As we all know, Medicare covers only rehabilitative care, not long-term custodial care.  That fact is not changing.  If Medicare were truly going to cover the enormous care costs incidental to Alzheimer's Disease, the extra expenditures would not be "several billion dollars a year" but rather, hundreds of billions of dollars per year.  And where is Medicare going to find even a few extra billions?  Congress is planning to chop Medicare costs, not augment them:  "A scheduled 17% reduction in Medicare reimbursement rates for nursing homes could have a  'significant ' impact on quality of care at those facilities, according to a new study released March 25 by the American Health Care Association and the Alliance for Quality Nursing Home Care (Wheeler, Gannett News Service/Asbury Park Press, 3/24)." 

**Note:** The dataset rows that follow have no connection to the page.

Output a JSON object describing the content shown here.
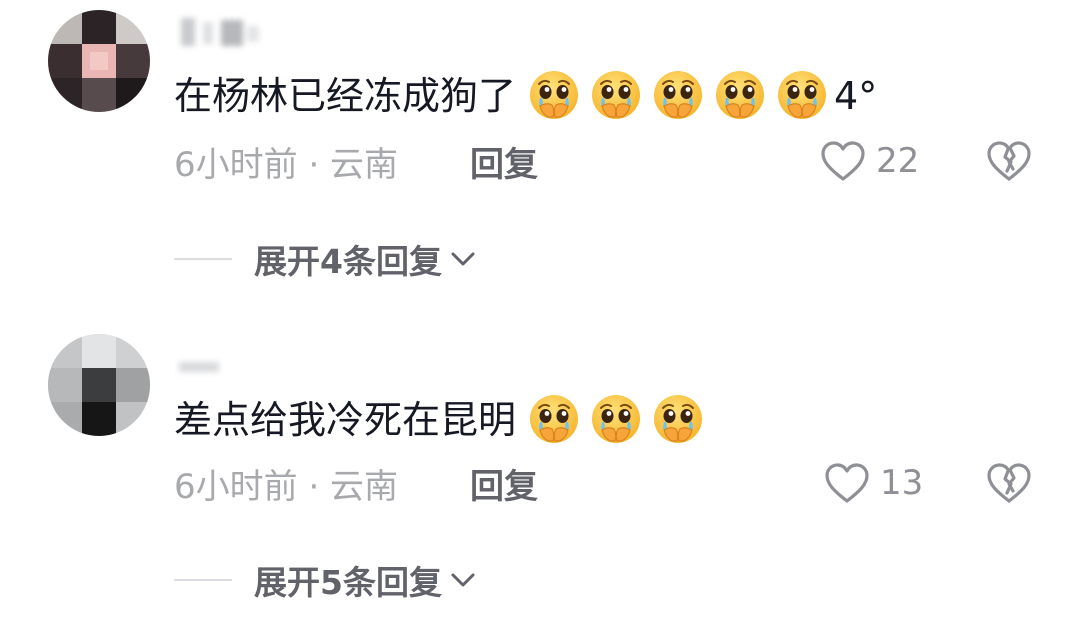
{
  "comments": [
    {
      "text": "在杨林已经冻成狗了",
      "emoji_count": 5,
      "emoji_icon": "pleading-face-covering-mouth-emoji",
      "suffix": "4°",
      "meta": "6小时前 · 云南",
      "reply_label": "回复",
      "likes": "22",
      "expand_label": "展开4条回复"
    },
    {
      "text": "差点给我冷死在昆明",
      "emoji_count": 3,
      "emoji_icon": "pleading-face-covering-mouth-emoji",
      "suffix": "",
      "meta": "6小时前 · 云南",
      "reply_label": "回复",
      "likes": "13",
      "expand_label": "展开5条回复"
    }
  ],
  "colors": {
    "text_primary": "#161823",
    "text_secondary": "#a8a9ad",
    "reply": "#61626a",
    "icon": "#8f9096"
  }
}
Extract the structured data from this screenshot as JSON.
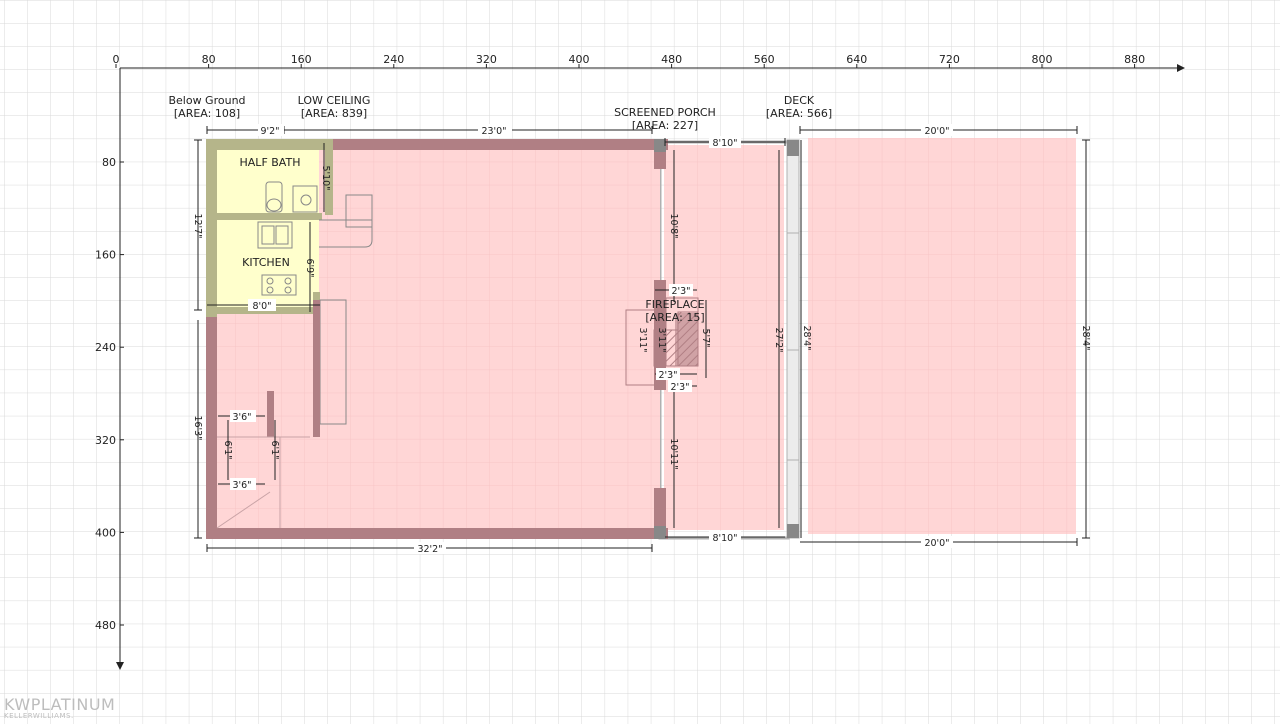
{
  "plan": {
    "ruler": {
      "x_ticks": [
        "0",
        "80",
        "160",
        "240",
        "320",
        "400",
        "480",
        "560",
        "640",
        "720",
        "800",
        "880"
      ],
      "y_ticks": [
        "80",
        "160",
        "240",
        "320",
        "400",
        "480"
      ]
    },
    "areas": {
      "below_ground": {
        "name": "Below Ground",
        "area": "[AREA: 108]"
      },
      "low_ceiling": {
        "name": "LOW CEILING",
        "area": "[AREA: 839]"
      },
      "screened_porch": {
        "name": "SCREENED PORCH",
        "area": "[AREA: 227]"
      },
      "deck": {
        "name": "DECK",
        "area": "[AREA: 566]"
      },
      "fireplace": {
        "name": "FIREPLACE",
        "area": "[AREA: 15]"
      }
    },
    "rooms": {
      "half_bath": "HALF BATH",
      "kitchen": "KITCHEN"
    },
    "dimensions": {
      "d_9_2": "9'2\"",
      "d_23_0": "23'0\"",
      "d_8_10_top": "8'10\"",
      "d_20_0_top": "20'0\"",
      "d_12_7": "12'7\"",
      "d_5_10": "5'10\"",
      "d_6_9": "6'9\"",
      "d_8_0": "8'0\"",
      "d_10_8": "10'8\"",
      "d_2_3_a": "2'3\"",
      "d_3_11_a": "3'11\"",
      "d_3_11_b": "3'11\"",
      "d_5_7": "5'7\"",
      "d_2_3_b": "2'3\"",
      "d_2_3_c": "2'3\"",
      "d_27_2": "27'2\"",
      "d_28_4_a": "28'4\"",
      "d_28_4_b": "28'4\"",
      "d_16_3": "16'3\"",
      "d_3_6_a": "3'6\"",
      "d_6_1_a": "6'1\"",
      "d_6_1_b": "6'1\"",
      "d_3_6_b": "3'6\"",
      "d_10_11": "10'11\"",
      "d_32_2": "32'2\"",
      "d_8_10_bot": "8'10\"",
      "d_20_0_bot": "20'0\""
    },
    "logo": {
      "brand": "KWPLATINUM",
      "sub": "KELLERWILLIAMS."
    },
    "colors": {
      "grid": "#d9d9d9",
      "room_fill": "#ffd6d6",
      "wall": "#b07f84",
      "bath_fill": "#ffffcc",
      "bath_wall": "#b5b58a",
      "axis": "#222222"
    }
  }
}
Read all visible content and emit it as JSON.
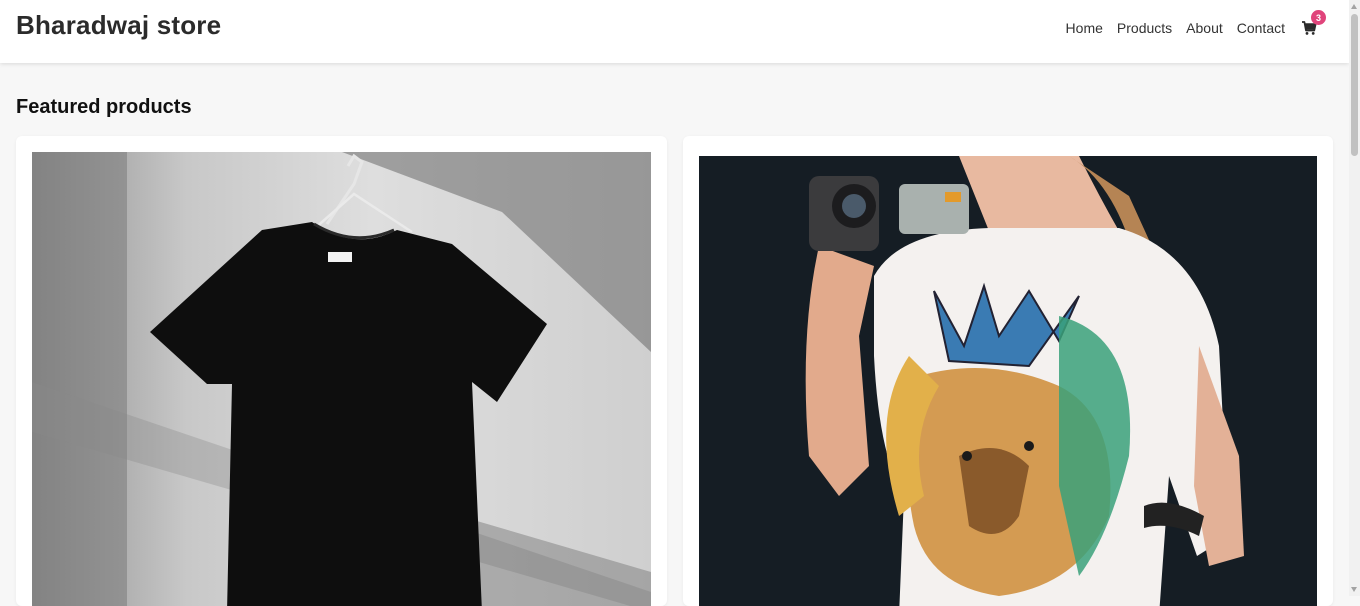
{
  "header": {
    "brand": "Bharadwaj store",
    "nav": [
      "Home",
      "Products",
      "About",
      "Contact"
    ],
    "cart_icon": "shopping-cart-icon",
    "cart_count": "3"
  },
  "main": {
    "section_title": "Featured products",
    "products": [
      {
        "image": "black t-shirt on hanger",
        "image_icon": "product-photo"
      },
      {
        "image": "woman wearing lion print t-shirt holding camcorder",
        "image_icon": "product-photo"
      }
    ]
  },
  "colors": {
    "badge": "#e0447b",
    "background": "#f7f7f7",
    "header": "#ffffff"
  }
}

If  the public interprets Medicare's "coverage" of Alzheimer's Disease as one more reason to ignore the financial risk of long-term care, they may be even less likely than they already are to prepare for that risk.  Even before this latest news, many studies showed that an alarming percentage of the public already believed that Medicare covered long-term care.  Will more people fail to plan early and save, invest or insure for long-term care because they believe, mistakenly, that Medicare covers that cost?  Will seniors all across America be canceling their appointments with financial planners and insurance agents on Monday, April 1?  If so, it will be one of the biggest and most damaging April Fools jokes ever perpetrated on the American consumer.  Our advice to LTC insurance producers and other senior advisers is: 

(1) expect the objection that "Medicare will cover me" to become even more common than it already is,

(2) re-arm yourself with all the facts about limitations on Medicare coverage,

(3) tell your prospects and clients the hard truth, but without using "scare tactics,"

(4) remember that even though Medicare does not provide "long-term care" coverage, Medicaid often does, and

(5) be prepared to warn people about Medicaid's problems of access, quality, reimbursement, discrimination and institutional bias as you advise them against the temptation of Medicaid estate planning.